The Kerala High Court has observed that a private tomb or cemetery cannot be constructed at the whims and fancies of any private individual, be it on his property or not, without securing an adequate licence from the District Collector.
Justice Shaji P. Chaly held so after analysing Section 2(m) of the Kerala Panchayat Building Rules, 2011 under which a tomb would qualify as a building, thereby making it clear that without a licence from the concerned District Collector, no burial ground shall be opened, whether it be public or private.
"it is explicit that a private tomb or a private cemetery cannot be constructed at the whims and fancies of any private individual, be in his property or not, without securing adequate license from the District Collector also, and in terms of the Rules 1998. As I have pointed out above, petitioner has a case that by virtue of Article 21 of the Constitution of India, he is entitled as of right to construct a tomb in his property for burial of the dead bodies of his family members without any clearance, however, the fundamental right guaranteed under Article 21 is not an absolute right, which can be enjoyed by the petitioner without adhering to the reasonable framework of law constituted by the State Government for the purpose."

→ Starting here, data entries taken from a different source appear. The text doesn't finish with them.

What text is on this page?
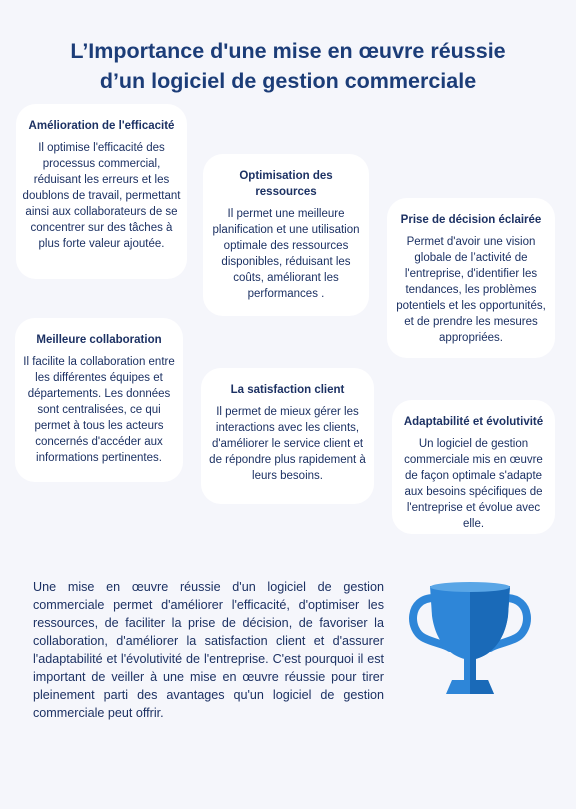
L’Importance d'une mise en œuvre réussie
d’un logiciel de gestion commerciale
Amélioration de l'efficacité

Il optimise l'efficacité des processus commercial, réduisant les erreurs et les doublons de travail, permettant ainsi aux collaborateurs de se concentrer sur des tâches à plus forte valeur ajoutée.

Optimisation des ressources

Il permet une meilleure planification et une utilisation optimale des ressources disponibles, réduisant les coûts, améliorant les performances .

Prise de décision éclairée

Permet d'avoir une vision globale de l’activité de l'entreprise, d'identifier les tendances, les problèmes potentiels et les opportunités, et de prendre les mesures appropriées.

Meilleure collaboration

Il facilite la collaboration entre les différentes équipes et départements. Les données sont centralisées, ce qui permet à tous les acteurs concernés d'accéder aux informations pertinentes.

La satisfaction client

Il permet de mieux gérer les interactions avec les clients, d'améliorer le service client et de répondre plus rapidement à leurs besoins.

Adaptabilité et évolutivité

Un logiciel de gestion commerciale mis en œuvre de façon optimale s'adapte aux besoins spécifiques de l'entreprise et évolue avec elle.

Une mise en œuvre réussie d'un logiciel de gestion commerciale permet d'améliorer l'efficacité, d'optimiser les ressources, de faciliter la prise de décision, de favoriser la collaboration, d'améliorer la satisfaction client et d'assurer l'adaptabilité et l'évolutivité de l'entreprise. C'est pourquoi il est important de veiller à une mise en œuvre réussie pour tirer pleinement parti des avantages qu'un logiciel de gestion commerciale peut offrir.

The petitioner had approached the Court seeking to quash a notice issued by the Secretary of the Grama Panchayat, directing him to seek regularisation of the tombs constructed on his property to bury dead bodies without securing permission from the District Collector in contemplation of Rule 6 of the Kerala Panchayat Raj (Burial and Burning Grounds) Rules, 1998.
He was also directed to file a suitable application for regularisation of the construction, failing which the petitioner was required to remove the constriction and report the matter before the Panchayat.

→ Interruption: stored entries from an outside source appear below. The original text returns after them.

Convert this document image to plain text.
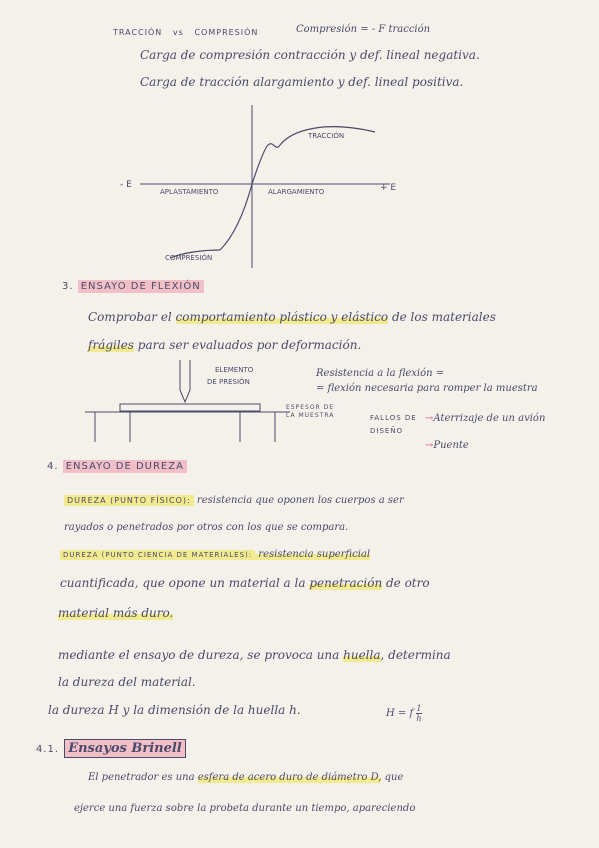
TRACCIÓN vs COMPRESIÓN	Compresión = - F tracción
Carga de compresión contracción y def. lineal negativa.
Carga de tracción alargamiento y def. lineal positiva.
- E	+ E
TRACCIÓN
COMPRESIÓN
APLASTAMIENTO	ALARGAMIENTO
3. ENSAYO DE FLEXIÓN
Comprobar el comportamiento plástico y elástico de los materiales
frágiles para ser evaluados por deformación.
ELEMENTO
DE PRESIÓN
ESPESOR DE
LA MUESTRA
Resistencia a la flexión =
= flexión necesaria para romper la muestra
FALLOS DE
DISEÑO
→Aterrizaje de un avión
→Puente
4. ENSAYO DE DUREZA
DUREZA (PUNTO FÍSICO): resistencia que oponen los cuerpos a ser
rayados o penetrados por otros con los que se compara.
DUREZA (PUNTO CIENCIA DE MATERIALES): resistencia superficial
cuantificada, que opone un material a la penetración de otro
material más duro.
mediante el ensayo de dureza, se provoca una huella, determina
la dureza del material.
la dureza H y la dimensión de la huella h.	H = f $\frac{1}{h}$
4.1. Ensayos Brinell
El penetrador es una esfera de acero duro de diámetro D, que
ejerce una fuerza sobre la probeta durante un tiempo, apareciendo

Advocate N.L Bitto appearing for the petitioner argued that he had purchased 27 cents of property where he constructed a residential building. He argued that his last wish was that he and his family members should be buried in the said property, and therefore, he constructed three tanks, which can be used as tombs later.
However, the Panchayat issued the impugned notice without understanding the real implications in respect of the construction carried out by the petitioner. It was added that as a citizen of this country, by virtue of the fundamental rights guaranteed under Article 21 of the Constitution, the petitioner was entitled to construct tombs on his property to conduct the burial without securing any permission. It was also submitted that Panchayat or District Collector are not vested with powers to interfere with the construction of tombs made by him.
On the other hand, Senior Government Pleader K.K. Preetha and Standing Counsel P.R. Reena contended that the petitioner had not obtained sanction from the Panchayat for making such a construction, which is clearly violative of the provisions of Kerala Panchayat Raj Act, 1994 and the Kerala Panchayat Building Rules, 2011.
The Court pointed out that Rule 8 of Kerala Panchayat Raj (Burial and Burning Grounds) Rules deals with the prohibition of use of ground not registered, licenced or provided to dispose of the corpse, which clearly specifies that no person should bury, burn or otherwise dispose of any corpse other than in any ground, which has been registered or has been deemed to be registered or for which licence has been given or provided under the rules.
Similarly, Rule 9(1) further makes it clear that a register for recording the details regarding burial, burning or otherwise disposing of the corpse, shall be maintained by the Secretary or any authorised personnel in the case of public and private cemeteries.
Therefore, it was held that nobody can be permitted to be unruly in the guise of the right to life guaranteed under Article 21 which if permitted would be an inroad into the rule of law prevailing in the country. It is also to be borne in mind that the activities, freedom and life of citizens are regulated by law for the common good and advantages, and for the coexistence of all in the society enjoying peace, harmony, and tranquillity.
"legal framework regulating human life plays its dominant position in democracy, and therefore individual freedom has to concede to the freedom, rights and interests of the community at large, failing which there would be utter confusion and chaos in the administration of justice, thus ruining the fabric of peaceful coexistence in the society."
Accordingly, the petition was dismissed.
Case Title: Mathew v. State of Kerala & Ors.